La mayoría de las tasas a largo plazo se ubican en tres rangos: 0%, 10-15%, o 19-30%, con el índice de referencia global todavía cerca del 11% para las ganancias a largo plazo y del 17% para las ganancias a corto plazo.
Los regímenes de banda media plana predominan, con Polonia con el 19%, Italia con el 26%, Austria con el 27,5%, Francia con el 30%, Suecia con el 30% y la banda superior de España con el 30%.
Los sistemas de ingresos progresivos producen las cargas más elevadas: Japón, Dinamarca, Australia y Canadá suelen elevar los impuestos a las criptomonedas hasta el rango del 40-55%.
El alivio a largo plazo sigue siendo una ventaja estructural sustancial en 2025. Alemania y Portugal pasan al 0% después de un año, Croacia después de dos, Luxemburgo después de seis meses y Eslovaquia cae al 7% después de un año.
Entre 2024 y 2025 se produjo un ajuste real: el Reino Unido aumentó el CGT al 18% y el 24%, España añadió una banda superior del 30%, Brasil normalizó un impuesto a las criptomonedas de aproximadamente el 15% e Indonesia elevó su impuesto comercial del 0,1% al 0,21%.
Varios mercados emergentes formalizaron normas impositivas para las criptomonedas: Nigeria pasó a un CGT del 10%, Albania a un CGT del 15% y Filipinas a un CGT del 15%, más el IVA y el impuesto a la renta sobre la actividad relacionada.

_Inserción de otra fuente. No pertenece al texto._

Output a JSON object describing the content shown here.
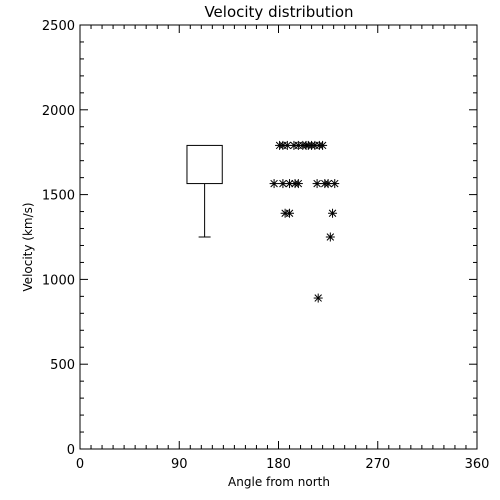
{
  "chart_data": {
    "type": "scatter",
    "title": "Velocity distribution",
    "xlabel": "Angle from north",
    "ylabel": "Velocity (km/s)",
    "xlim": [
      0,
      360
    ],
    "ylim": [
      0,
      2500
    ],
    "x_ticks": [
      0,
      90,
      180,
      270,
      360
    ],
    "y_ticks": [
      0,
      500,
      1000,
      1500,
      2000,
      2500
    ],
    "grid": false,
    "marker": "asterisk",
    "points": [
      {
        "x": 181,
        "y": 1790
      },
      {
        "x": 184,
        "y": 1790
      },
      {
        "x": 188,
        "y": 1790
      },
      {
        "x": 194,
        "y": 1790
      },
      {
        "x": 198,
        "y": 1790
      },
      {
        "x": 202,
        "y": 1790
      },
      {
        "x": 205,
        "y": 1790
      },
      {
        "x": 207,
        "y": 1790
      },
      {
        "x": 210,
        "y": 1790
      },
      {
        "x": 213,
        "y": 1790
      },
      {
        "x": 217,
        "y": 1790
      },
      {
        "x": 220,
        "y": 1790
      },
      {
        "x": 176,
        "y": 1565
      },
      {
        "x": 184,
        "y": 1565
      },
      {
        "x": 190,
        "y": 1565
      },
      {
        "x": 195,
        "y": 1565
      },
      {
        "x": 198,
        "y": 1565
      },
      {
        "x": 215,
        "y": 1565
      },
      {
        "x": 222,
        "y": 1565
      },
      {
        "x": 225,
        "y": 1565
      },
      {
        "x": 231,
        "y": 1565
      },
      {
        "x": 186,
        "y": 1390
      },
      {
        "x": 190,
        "y": 1390
      },
      {
        "x": 229,
        "y": 1390
      },
      {
        "x": 227,
        "y": 1250
      },
      {
        "x": 216,
        "y": 890
      }
    ],
    "boxplot": {
      "x_center": 113,
      "x_half_width": 16,
      "box_low": 1565,
      "box_high": 1790,
      "whisker_low": 1250
    }
  }
}
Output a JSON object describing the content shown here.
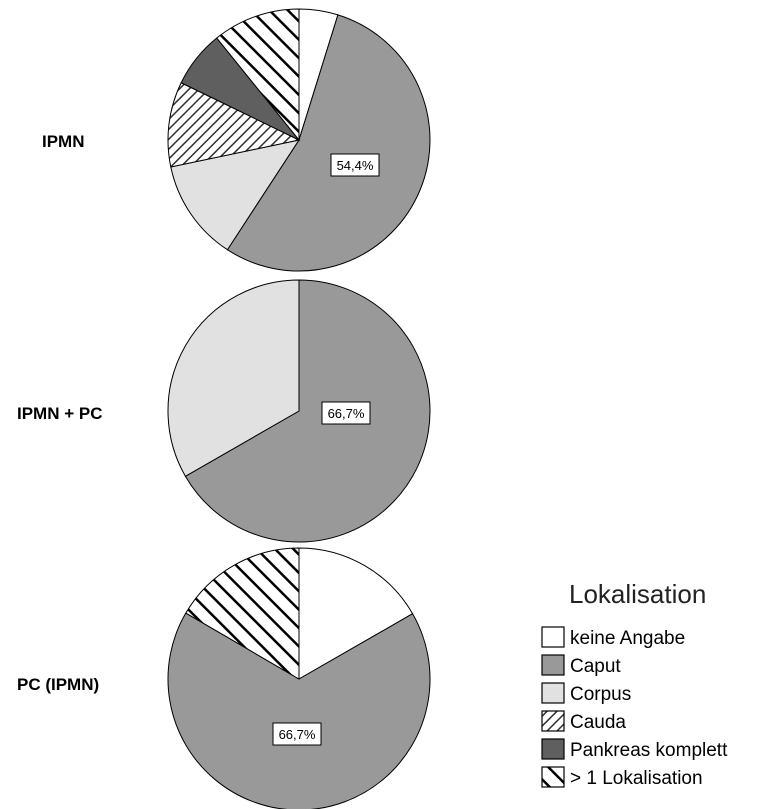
{
  "chart_data": [
    {
      "type": "pie",
      "title": "IPMN",
      "categories": [
        "keine Angabe",
        "Caput",
        "Corpus",
        "Cauda",
        "Pankreas komplett",
        "> 1 Lokalisation"
      ],
      "values": [
        4.8,
        54.4,
        12.5,
        10.5,
        7.0,
        10.8
      ],
      "data_labels": [
        "",
        "54,4%",
        "",
        "",
        "",
        ""
      ]
    },
    {
      "type": "pie",
      "title": "IPMN + PC",
      "categories": [
        "keine Angabe",
        "Caput",
        "Corpus",
        "Cauda",
        "Pankreas komplett",
        "> 1 Lokalisation"
      ],
      "values": [
        0,
        66.7,
        33.3,
        0,
        0,
        0
      ],
      "data_labels": [
        "",
        "66,7%",
        "",
        "",
        "",
        ""
      ]
    },
    {
      "type": "pie",
      "title": "PC (IPMN)",
      "categories": [
        "keine Angabe",
        "Caput",
        "Corpus",
        "Cauda",
        "Pankreas komplett",
        "> 1 Lokalisation"
      ],
      "values": [
        16.7,
        66.7,
        0,
        0,
        0,
        16.6
      ],
      "data_labels": [
        "",
        "66,7%",
        "",
        "",
        "",
        ""
      ]
    }
  ],
  "legend": {
    "title": "Lokalisation",
    "placement": "bottom-right",
    "items": [
      {
        "label": "keine Angabe",
        "fill": "#ffffff",
        "pattern": "none"
      },
      {
        "label": "Caput",
        "fill": "#999999",
        "pattern": "none"
      },
      {
        "label": "Corpus",
        "fill": "#e1e1e1",
        "pattern": "none"
      },
      {
        "label": "Cauda",
        "fill": "#ffffff",
        "pattern": "hatch-dense"
      },
      {
        "label": "Pankreas komplett",
        "fill": "#5f5f5f",
        "pattern": "none"
      },
      {
        "label": "> 1 Lokalisation",
        "fill": "#ffffff",
        "pattern": "hatch-wide"
      }
    ]
  }
}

La tributación de las criptomonedas no está convergiendo en un único estándar global, sino en tres bloques principales.
Existe un conglomerado de impuestos cero (o casi cero) que se extiende desde el Golfo hasta partes de América Latina, el Caribe y una porción de Europa.
Otro grupo más amplio de países trata las criptomonedas como cualquier otro activo financiero y cobra tarifas fijas del 19-30%.
Y, tal como en la vida real, hay una franja de impuestos altos donde la mayor parte de las ganancias de las criptomonedas terminan bajo el impuesto a la renta progresivo completo, a veces por encima del 50%.
- PAISES QUE NO APLICAN IMPUESTOS
Todavía existen centros de impuestos cero (El Salvador, Emiratos Árabes Unidos, Singapur, Suiza, Puerto Rico, Panamá, Bahréin, Bermudas, Islas Caimán), pero la mayoría ahora se encuentran dentro del intercambio de información de estilo CRS/CARF, por lo que 0% ya no significa invisible.
- PAISES QUE PROHIBEN LA ACTIVIDAD CRIPTO
Existen países donde la actividad criptográfica está prohibida o tan restringida que no existe un régimen fiscal práctico.
Argelia criminalizó la posesión, la minería y el comercio de criptomonedas, con multas y penas de cárcel.
China cerró la mayor parte del comercio y la minería legales.
Bangladesh, Vietnam , Marruecos, Libia y algunos otros prohíben el uso, bloquean los intercambios o hacen que las transacciones de criptomonedas sean inaplicables.
En teoría, el impuesto sobre las ganancias de criptomonedas en estos países es del 0 %.
En la práctica, la actividad en sí misma constituye el delito.
Los usuarios en jurisdicciones prohibidas aún aparecen en los datos globales en cadena y en los exchanges centralizados que les prestan servicios indirectamente.
Su comportamiento interactúa con los regímenes fiscales y de declaración de impuestos en otros lugares, especialmente una vez que la CARF exige una declaración de residencia más detallada.
La carga fiscal recae en el lugar donde se canalizan.